65. The method of claim 64, wherein the disease marker or toxin comprises Bcl-2, Her2 receptor, Botulinum neurotoxin B, albumin, epithelial growth factor receptor, prostate- specific membrane antigen (PSMA), citrullinated peptides, brain natriuretic peptides, and/or cardiac Troponin I.

66. The method of claim 64 or 65, wherein the one or more target binding polypeptide comprises an amino acid sequence at least 50%, 55%, 60%, 65%, 70%, 75%, 80%, 85%,

90%, 91%, 92%, 93%, 94%, 95%, 96%, 97%, 98%, 99%, or 100% identical to the amino acid sequence selected from the group consisting of SEQ ID NO: 27380-27390, wherein any N- terminal amino acid is optional and may be present or absent.

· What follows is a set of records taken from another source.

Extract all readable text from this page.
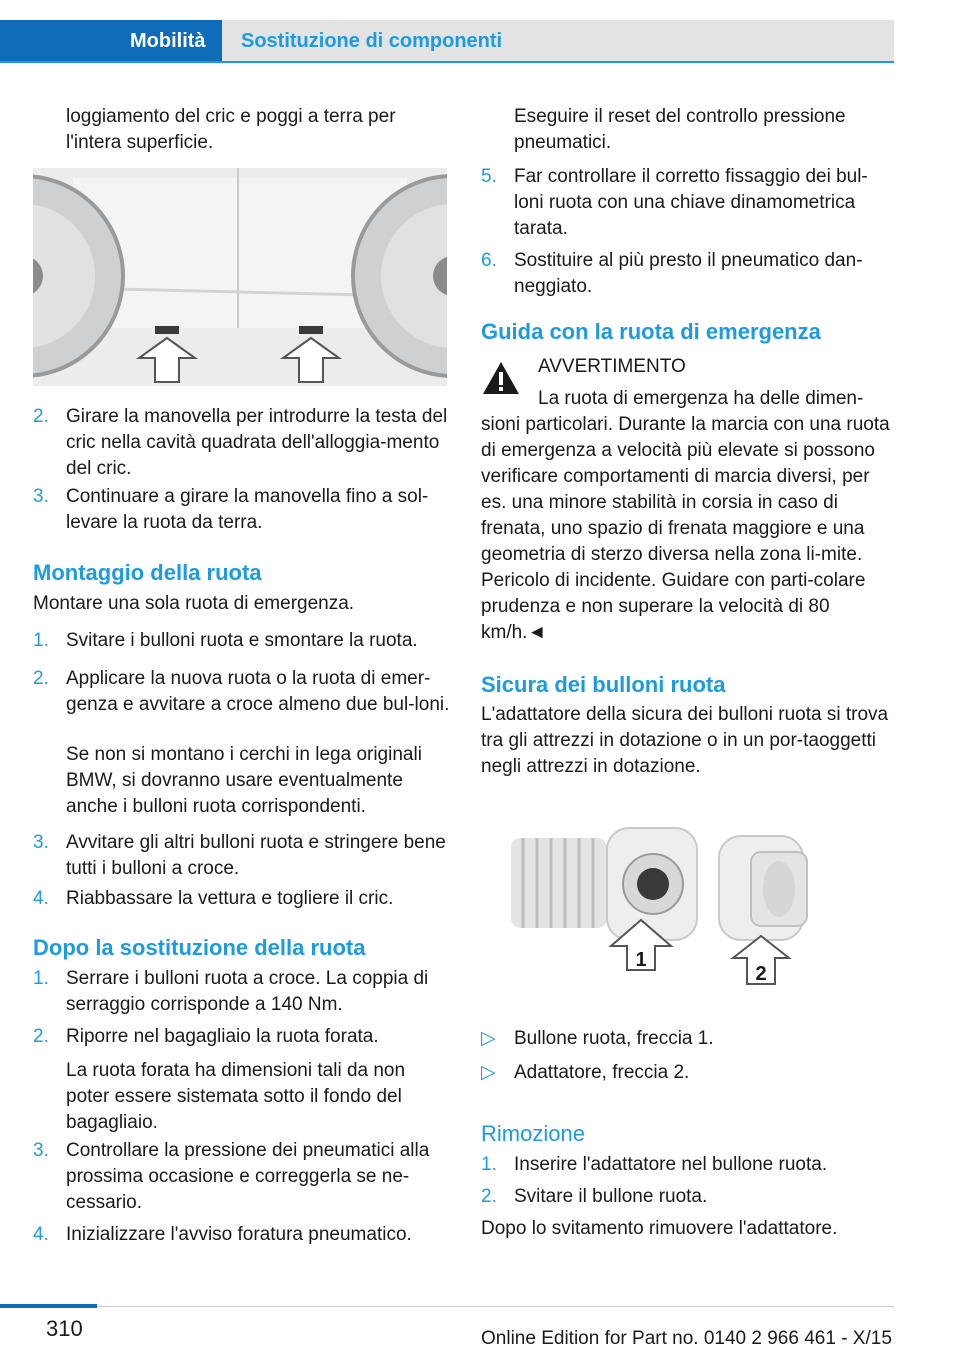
Mobilità Sostituzione di componenti
loggiamento del cric e poggi a terra per l'intera superficie.
2. Girare la manovella per introdurre la testa del cric nella cavità quadrata dell'alloggia-mento del cric.
3. Continuare a girare la manovella fino a sol-levare la ruota da terra.
Montaggio della ruota
Montare una sola ruota di emergenza.
1. Svitare i bulloni ruota e smontare la ruota.
2. Applicare la nuova ruota o la ruota di emer-genza e avvitare a croce almeno due bul-loni.
Se non si montano i cerchi in lega originali BMW, si dovranno usare eventualmente anche i bulloni ruota corrispondenti.
3. Avvitare gli altri bulloni ruota e stringere bene tutti i bulloni a croce.
4. Riabbassare la vettura e togliere il cric.
Dopo la sostituzione della ruota
1. Serrare i bulloni ruota a croce. La coppia di serraggio corrisponde a 140 Nm.
2. Riporre nel bagagliaio la ruota forata.
La ruota forata ha dimensioni tali da non poter essere sistemata sotto il fondo del bagagliaio.
3. Controllare la pressione dei pneumatici alla prossima occasione e correggerla se ne-cessario.
4. Inizializzare l'avviso foratura pneumatico.
Eseguire il reset del controllo pressione pneumatici.
5. Far controllare il corretto fissaggio dei bul-loni ruota con una chiave dinamometrica tarata.
6. Sostituire al più presto il pneumatico dan-neggiato.
Guida con la ruota di emergenza
AVVERTIMENTO
La ruota di emergenza ha delle dimen-
sioni particolari. Durante la marcia con una ruota di emergenza a velocità più elevate si possono verificare comportamenti di marcia diversi, per es. una minore stabilità in corsia in caso di frenata, uno spazio di frenata maggiore e una geometria di sterzo diversa nella zona li-mite. Pericolo di incidente. Guidare con parti-colare prudenza e non superare la velocità di 80 km/h.◄
Sicura dei bulloni ruota
L'adattatore della sicura dei bulloni ruota si trova tra gli attrezzi in dotazione o in un por-taoggetti negli attrezzi in dotazione.
1
2
▷ Bullone ruota, freccia 1.
▷ Adattatore, freccia 2.
Rimozione
1. Inserire l'adattatore nel bullone ruota.
2. Svitare il bullone ruota.
Dopo lo svitamento rimuovere l'adattatore.
310	Online Edition for Part no. 0140 2 966 461 - X/15
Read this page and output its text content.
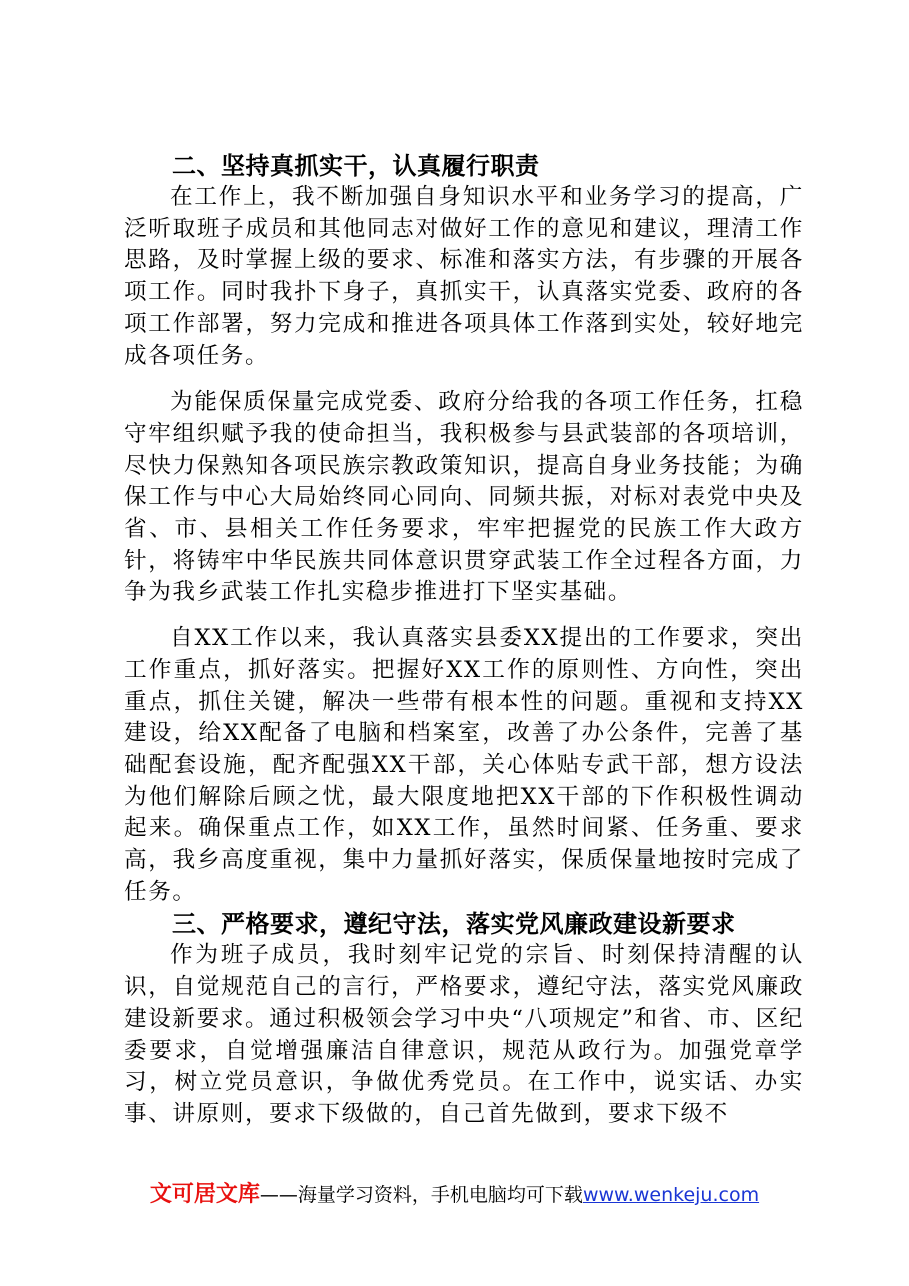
二、坚持真抓实干，认真履行职责

在工作上，我不断加强自身知识水平和业务学习的提高，广泛听取班子成员和其他同志对做好工作的意见和建议，理清工作思路，及时掌握上级的要求、标准和落实方法，有步骤的开展各项工作。同时我扑下身子，真抓实干，认真落实党委、政府的各项工作部署，努力完成和推进各项具体工作落到实处，较好地完成各项任务。

为能保质保量完成党委、政府分给我的各项工作任务，扛稳守牢组织赋予我的使命担当，我积极参与县武装部的各项培训，尽快力保熟知各项民族宗教政策知识，提高自身业务技能；为确保工作与中心大局始终同心同向、同频共振，对标对表党中央及省、市、县相关工作任务要求，牢牢把握党的民族工作大政方针，将铸牢中华民族共同体意识贯穿武装工作全过程各方面，力争为我乡武装工作扎实稳步推进打下坚实基础。

自XX工作以来，我认真落实县委XX提出的工作要求，突出工作重点，抓好落实。把握好XX工作的原则性、方向性，突出重点，抓住关键，解决一些带有根本性的问题。重视和支持XX建设，给XX配备了电脑和档案室，改善了办公条件，完善了基础配套设施，配齐配强XX干部，关心体贴专武干部，想方设法为他们解除后顾之忧，最大限度地把XX干部的下作积极性调动起来。确保重点工作，如XX工作，虽然时间紧、任务重、要求高，我乡高度重视，集中力量抓好落实，保质保量地按时完成了任务。

三、严格要求，遵纪守法，落实党风廉政建设新要求

作为班子成员，我时刻牢记党的宗旨、时刻保持清醒的认识，自觉规范自己的言行，严格要求，遵纪守法，落实党风廉政建设新要求。通过积极领会学习中央“八项规定”和省、市、区纪委要求，自觉增强廉洁自律意识，规范从政行为。加强党章学习，树立党员意识，争做优秀党员。在工作中，说实话、办实事、讲原则，要求下级做的，自己首先做到，要求下级不

文可居文库——海量学习资料，手机电脑均可下载www.wenkeju.com
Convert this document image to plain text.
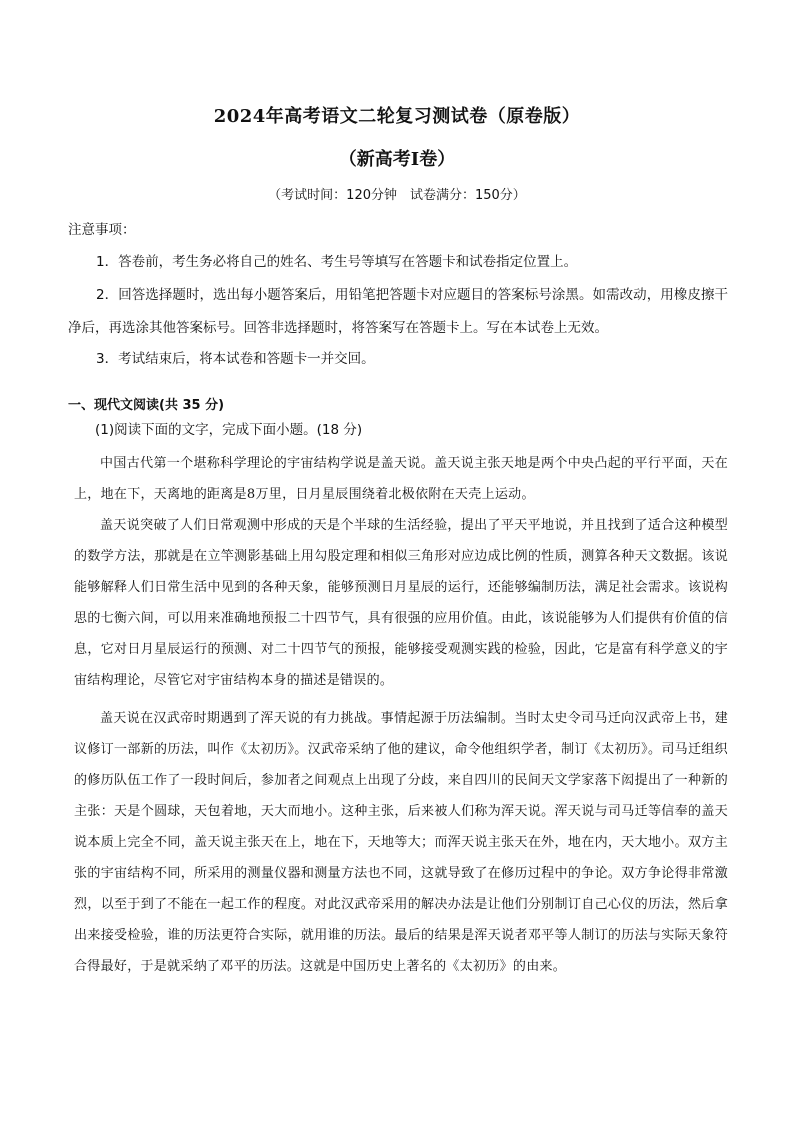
2024年高考语文二轮复习测试卷（原卷版）
（新高考Ⅰ卷）
（考试时间：120分钟　试卷满分：150分）
注意事项：
1．答卷前，考生务必将自己的姓名、考生号等填写在答题卡和试卷指定位置上。
2．回答选择题时，选出每小题答案后，用铅笔把答题卡对应题目的答案标号涂黑。如需改动，用橡皮擦干净后，再选涂其他答案标号。回答非选择题时，将答案写在答题卡上。写在本试卷上无效。
3．考试结束后，将本试卷和答题卡一并交回。
一、现代文阅读(共 35 分)
(1)阅读下面的文字，完成下面小题。(18 分)
中国古代第一个堪称科学理论的宇宙结构学说是盖天说。盖天说主张天地是两个中央凸起的平行平面，天在上，地在下，天离地的距离是8万里，日月星辰围绕着北极依附在天壳上运动。
盖天说突破了人们日常观测中形成的天是个半球的生活经验，提出了平天平地说，并且找到了适合这种模型的数学方法，那就是在立竿测影基础上用勾股定理和相似三角形对应边成比例的性质，测算各种天文数据。该说能够解释人们日常生活中见到的各种天象，能够预测日月星辰的运行，还能够编制历法，满足社会需求。该说构思的七衡六间，可以用来准确地预报二十四节气，具有很强的应用价值。由此，该说能够为人们提供有价值的信息，它对日月星辰运行的预测、对二十四节气的预报，能够接受观测实践的检验，因此，它是富有科学意义的宇宙结构理论，尽管它对宇宙结构本身的描述是错误的。
盖天说在汉武帝时期遇到了浑天说的有力挑战。事情起源于历法编制。当时太史令司马迁向汉武帝上书，建议修订一部新的历法，叫作《太初历》。汉武帝采纳了他的建议，命令他组织学者，制订《太初历》。司马迁组织的修历队伍工作了一段时间后，参加者之间观点上出现了分歧，来自四川的民间天文学家落下闳提出了一种新的主张：天是个圆球，天包着地，天大而地小。这种主张，后来被人们称为浑天说。浑天说与司马迁等信奉的盖天说本质上完全不同，盖天说主张天在上，地在下，天地等大；而浑天说主张天在外，地在内，天大地小。双方主张的宇宙结构不同，所采用的测量仪器和测量方法也不同，这就导致了在修历过程中的争论。双方争论得非常激烈，以至于到了不能在一起工作的程度。对此汉武帝采用的解决办法是让他们分别制订自己心仪的历法，然后拿出来接受检验，谁的历法更符合实际，就用谁的历法。最后的结果是浑天说者邓平等人制订的历法与实际天象符合得最好，于是就采纳了邓平的历法。这就是中国历史上著名的《太初历》的由来。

67. The method of any one of claims 64-66, wherein the cage protein comprises the cage protein of claim 47.

68. A method for designing a biosensor, cage protein, or key protein comprising the steps of any method described herein.

69. A nucleic acid encoding the cage protein or key protein of any of the preceding claims.

70. An expression vector comprising the nucleic acid of claim 69 operatively linked to a suitable control element, such as a promoter.

71. A cell comprising the cage protein, key protein, composition, nucleic acid, or expression vector of any preceding claim.

72. A pharmaceutical composition comprising the cage protein, key protein, composition, nucleic acid, expression vector, or cell of any preceding claim, and a pharmaceutically acceptable carrier.

73. An epitope, comprising or consisting of the amino acid sequence of SEQ ID NO: 27384

74. A method for detecting Troponin I in a sample, comprising contacting a biological sample with the epitope of claim 73 under conditions suitable to promote binding of Troponin I in the sample to the epitope to form a binding complex, and detecting binding complexes that demonstrate presence of Troponin I in the sample.